Sorry, to come to this so late, but can you back up the claim that Green Anarchist (who for the record I'm no great fan of) are fascist other then by citing Home. Considering that Home hates anarchists generally- see the Infoshop thread on this. So you'll understand why I don't trust him as a source on this. I will also say that he did attack GA at the time they were under serious state attention (that's a matter of public record, it was written at the height of Operation Washington), which basic radical principles suggest is only permissable with serious reason and I'm not convinced Home had such.

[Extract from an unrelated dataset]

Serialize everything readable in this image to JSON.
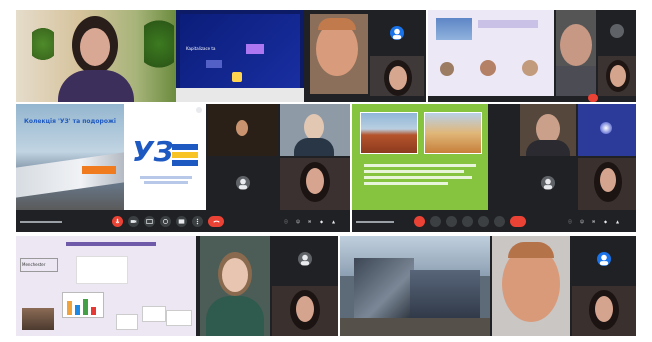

I have a lot of issues with anarcho-primitivism as an ideology, and I think the other individuals and organisations you name as ecofascist are reasonable. (Hunt was, after all, forced out of GA at least partly for racism).

But accusing people of being fascist is a serious allegation that you need to be able to back up with hard facts. And I don't believe you (or for that matter Home/the Neoist Alliance who are the only people making this allegation as regards GA) have done so in this case.
 
 
Seak
13:37 / 05.06.07
I just wanted to mention on the subject of flying and how bad it is for the environment, that it's a bit of a red herring environmentally speaking. (Quantum)

You're right to point out the deforestation is a huge problem. But the 3% figure for aviation is misleading. Aviation is 3% of global emissions (not counting the 1.9 or 2.5 - source dependant - 'radiative forcing' effect) but in the UK it's 13% of emissions. And that figure only includes outgoing flights*.

Really, we should be talking in terms of CO2 equivalent units (CEUs) instead of CO2 emissions, where the effect of 1 tonne = 1 CEU. The 'forcing' effect of aviation, which is the total effect of all the gases at the height they're emitted, is estimated at between 1.9 and 2.5 times (the Pre-Budget report states 2.5) the effect of the CO2 alone.

Hence 1 tonne of CO2 emitted by aviation has the effect of (according to the Government) 2.5 tonnes, or 2.5 CEUs. This is often missed out when factoring in the emissions of aviation versus other industries, although I'm told that the 13% stat includes it.

Of course, that doesn't make the deforestation any better. Alot of that is happening for land to grow soya for animal fodder (and soya milk, but much less so) and sugar beet for bio fuel.

*Incidentally, when you add in flights coming to the UK, the figure is more like 20% of our emissions.